ただのPBじゃない-10
「俺もな、色々調べたんだよ。お前らに負けないぐらい、な。繋がってんのさ。湯島武史から始まった糸は、な。逆から言えば分かりやすいか?高島謙也がサーガこと佐川健吾と繋がり、と言う事は田口徹とも繋がり、さらに湯島武史と繋がる。高島謙也と湯島武史は直接的には関わりはないが、同じ糸では繋がっているんだ。と言う事は上原若菜が追い続け、解決に導いて来た事件は全て3億円事件から繋がっていると言う事だ。」
元治はチラッとマギーを見る。
「高島謙也と佐川健吾が繋がっていたとは知らなかっただろう?」
勝ち誇ったかのようにニコッと笑う。
「…悔しいけど、それがホントなら、知らなかったわ。」
駆け引きなしで悔しさを露わにする。
「そしてもう一つ。勘としてはあのお転婆ねーちゃんの方が鋭かったかも知れないな。現に彼女の恩師が亡くなったのは事故ではなく狙われていたと言う事を突き止め、危険な目に遭ってまで真犯人を追おうとした。俺の事…REVOLUTORの捜査の中で、だ。実にいい勘をしていると思うよ。しかしある事実までは到達しなかったようだな。俺はそのある事実を突き止めた。その点では俺の方が優秀だって事になる。お前ら…、いや警察は大事な事実に到達していない。」
元治がでたらめを言っているようには思えなかった。悔しいが、その事実と言うものを何としても聞きたかった。
「興味深いわね。」
「聞きたいか?」
「ええ。でもヤラせてくれたらとか、そーゆー条件は飲めないけどね?」
元治がそんな条件を突きつけてこない事を分かっていて言った。
「フフフ、間に合ってるから結構だ。無条件で教えてやるよ。なぁ、佐川健吾は日本を支配しようとしていたが、奴の器はそんなにデカくないだろ?頭がいいとも思えない。しかしなぜあそこまで大きな事件を起こして警察を混乱させられたと思う?」
「さぁ…」
佐川の器を疑う話は若菜も言っていた事だ。だがそれ以上何の情報もなかった。マギーはそれが知りたかった。
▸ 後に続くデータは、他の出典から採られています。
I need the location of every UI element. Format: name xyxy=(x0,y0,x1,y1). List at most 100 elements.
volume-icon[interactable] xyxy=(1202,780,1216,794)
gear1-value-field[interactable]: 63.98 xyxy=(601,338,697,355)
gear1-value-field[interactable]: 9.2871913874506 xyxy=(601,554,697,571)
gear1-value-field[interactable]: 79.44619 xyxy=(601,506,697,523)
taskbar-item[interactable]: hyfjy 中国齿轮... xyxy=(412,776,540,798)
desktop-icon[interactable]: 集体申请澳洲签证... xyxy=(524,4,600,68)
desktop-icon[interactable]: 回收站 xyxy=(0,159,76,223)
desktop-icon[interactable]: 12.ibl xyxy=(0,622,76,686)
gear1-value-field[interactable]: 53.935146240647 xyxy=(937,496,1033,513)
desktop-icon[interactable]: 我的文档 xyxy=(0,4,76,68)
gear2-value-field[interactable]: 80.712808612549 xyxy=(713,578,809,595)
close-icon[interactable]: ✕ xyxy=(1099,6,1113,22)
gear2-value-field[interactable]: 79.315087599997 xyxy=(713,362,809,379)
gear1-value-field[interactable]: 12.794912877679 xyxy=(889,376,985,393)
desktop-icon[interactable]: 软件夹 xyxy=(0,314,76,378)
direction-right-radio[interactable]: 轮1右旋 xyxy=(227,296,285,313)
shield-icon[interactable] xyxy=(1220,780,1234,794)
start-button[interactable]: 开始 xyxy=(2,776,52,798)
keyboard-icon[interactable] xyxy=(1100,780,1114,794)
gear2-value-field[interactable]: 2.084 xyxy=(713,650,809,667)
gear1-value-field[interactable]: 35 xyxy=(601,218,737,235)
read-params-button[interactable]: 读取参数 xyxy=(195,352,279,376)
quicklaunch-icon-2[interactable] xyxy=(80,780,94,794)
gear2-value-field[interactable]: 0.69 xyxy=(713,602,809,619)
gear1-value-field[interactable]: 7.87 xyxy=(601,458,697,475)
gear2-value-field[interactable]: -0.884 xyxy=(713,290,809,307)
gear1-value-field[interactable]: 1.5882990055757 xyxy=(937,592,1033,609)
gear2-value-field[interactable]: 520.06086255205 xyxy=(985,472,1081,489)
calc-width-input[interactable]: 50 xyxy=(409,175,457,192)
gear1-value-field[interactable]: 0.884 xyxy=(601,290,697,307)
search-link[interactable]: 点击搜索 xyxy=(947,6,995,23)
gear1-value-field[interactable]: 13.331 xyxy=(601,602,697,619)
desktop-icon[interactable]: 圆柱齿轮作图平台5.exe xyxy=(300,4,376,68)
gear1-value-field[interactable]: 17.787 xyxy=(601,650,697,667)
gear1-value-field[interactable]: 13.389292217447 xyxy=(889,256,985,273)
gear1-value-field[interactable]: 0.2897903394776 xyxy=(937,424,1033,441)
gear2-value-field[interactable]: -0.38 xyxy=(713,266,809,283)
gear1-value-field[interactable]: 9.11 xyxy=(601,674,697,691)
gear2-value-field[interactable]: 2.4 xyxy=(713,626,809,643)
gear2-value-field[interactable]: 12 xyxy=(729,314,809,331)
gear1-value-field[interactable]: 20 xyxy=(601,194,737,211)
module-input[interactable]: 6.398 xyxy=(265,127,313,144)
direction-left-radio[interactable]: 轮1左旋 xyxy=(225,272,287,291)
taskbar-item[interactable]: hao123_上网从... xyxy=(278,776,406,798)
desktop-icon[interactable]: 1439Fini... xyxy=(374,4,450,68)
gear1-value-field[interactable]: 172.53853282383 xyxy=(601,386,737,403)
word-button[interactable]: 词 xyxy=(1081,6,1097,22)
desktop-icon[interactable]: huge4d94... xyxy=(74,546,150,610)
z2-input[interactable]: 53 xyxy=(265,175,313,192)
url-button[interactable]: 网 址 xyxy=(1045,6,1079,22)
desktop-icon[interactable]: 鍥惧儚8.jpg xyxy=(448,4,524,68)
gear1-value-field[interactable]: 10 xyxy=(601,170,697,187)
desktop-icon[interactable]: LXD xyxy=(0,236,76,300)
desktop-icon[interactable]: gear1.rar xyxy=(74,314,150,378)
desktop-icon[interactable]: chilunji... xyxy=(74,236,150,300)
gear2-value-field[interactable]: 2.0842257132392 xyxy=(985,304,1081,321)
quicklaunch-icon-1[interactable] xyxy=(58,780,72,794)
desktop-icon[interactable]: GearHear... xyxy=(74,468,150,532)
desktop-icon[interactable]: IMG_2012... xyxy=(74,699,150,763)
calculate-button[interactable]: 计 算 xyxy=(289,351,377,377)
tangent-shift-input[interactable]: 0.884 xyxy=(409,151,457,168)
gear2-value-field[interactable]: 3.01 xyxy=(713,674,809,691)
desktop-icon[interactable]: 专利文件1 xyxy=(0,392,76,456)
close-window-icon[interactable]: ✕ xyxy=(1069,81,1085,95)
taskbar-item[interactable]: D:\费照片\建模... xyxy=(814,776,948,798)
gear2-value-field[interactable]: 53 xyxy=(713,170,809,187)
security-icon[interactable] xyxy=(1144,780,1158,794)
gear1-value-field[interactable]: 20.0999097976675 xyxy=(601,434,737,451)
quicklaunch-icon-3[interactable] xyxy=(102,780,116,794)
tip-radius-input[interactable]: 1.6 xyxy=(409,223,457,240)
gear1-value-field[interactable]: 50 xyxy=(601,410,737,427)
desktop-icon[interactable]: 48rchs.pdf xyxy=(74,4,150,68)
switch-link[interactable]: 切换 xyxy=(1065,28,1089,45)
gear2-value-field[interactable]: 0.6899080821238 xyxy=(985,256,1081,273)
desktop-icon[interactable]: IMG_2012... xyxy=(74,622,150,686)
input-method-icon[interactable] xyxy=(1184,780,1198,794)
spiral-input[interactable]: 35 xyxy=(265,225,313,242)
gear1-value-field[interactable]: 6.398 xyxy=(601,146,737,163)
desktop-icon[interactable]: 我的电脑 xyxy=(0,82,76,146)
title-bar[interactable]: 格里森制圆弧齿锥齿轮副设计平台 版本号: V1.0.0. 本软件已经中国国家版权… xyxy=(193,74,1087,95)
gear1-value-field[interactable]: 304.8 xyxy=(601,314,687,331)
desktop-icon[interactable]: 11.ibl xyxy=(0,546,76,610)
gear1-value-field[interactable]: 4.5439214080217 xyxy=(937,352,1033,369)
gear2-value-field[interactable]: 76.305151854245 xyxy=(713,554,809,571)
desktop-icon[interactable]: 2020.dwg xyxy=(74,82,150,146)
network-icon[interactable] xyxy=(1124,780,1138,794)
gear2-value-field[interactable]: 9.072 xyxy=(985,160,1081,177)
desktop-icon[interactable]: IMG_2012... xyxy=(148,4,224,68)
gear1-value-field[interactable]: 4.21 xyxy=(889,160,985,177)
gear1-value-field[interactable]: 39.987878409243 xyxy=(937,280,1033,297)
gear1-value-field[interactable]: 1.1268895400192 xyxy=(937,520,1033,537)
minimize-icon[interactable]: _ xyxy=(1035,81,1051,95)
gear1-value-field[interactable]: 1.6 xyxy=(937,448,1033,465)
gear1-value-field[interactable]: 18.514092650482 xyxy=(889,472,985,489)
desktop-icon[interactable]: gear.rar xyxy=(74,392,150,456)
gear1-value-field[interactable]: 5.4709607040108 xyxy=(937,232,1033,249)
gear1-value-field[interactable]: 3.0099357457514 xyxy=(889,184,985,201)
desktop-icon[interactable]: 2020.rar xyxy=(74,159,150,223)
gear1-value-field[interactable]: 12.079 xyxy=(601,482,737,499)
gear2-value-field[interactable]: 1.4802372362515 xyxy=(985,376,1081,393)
「簡単だ。日本を支配しようとしていたのは佐川ではなく高島謙也だからだ。」
「…高島謙也が佐川を操っていた、と?」
「ああ。奴は人を使って大事件を起こすのは得意だからな。自らは手を下さずに。3億円事件のようにな。そしてここからが重要だ。なぁ、最近もあっただろう。陰で操り、ある人間をある組織のトップになった案件が。」
「…佐川明子、ね?」
「そう言う事だ。」
「高島謙也と佐川明子が繋がってるのは私達も調べがついて…」
その時、元治はマギーの言葉を遮った。
「そこじゃねぇ!」
まるで出来の悪い子供を叱るかのような苛立った声を張り上げた。マギーは考える。苛立った声を張り上げられて、逆に頭の中がリセットされたような気がした。
(何?何なの…?…あっ!!)
マギーの中である物が繋がった。それは何故今までそこに着目しなかったのかと思えるものであった。それに気付いたマギーの顔を見て元治はニコッと笑った。
「佐川健吾と佐川明子は…兄妹…って事…!?」
元治はサラッと答える。
「そう言う事だ。」
その衝撃的な答えに、マギーも華英も言葉を失うぐらいに衝撃を受けたのであった。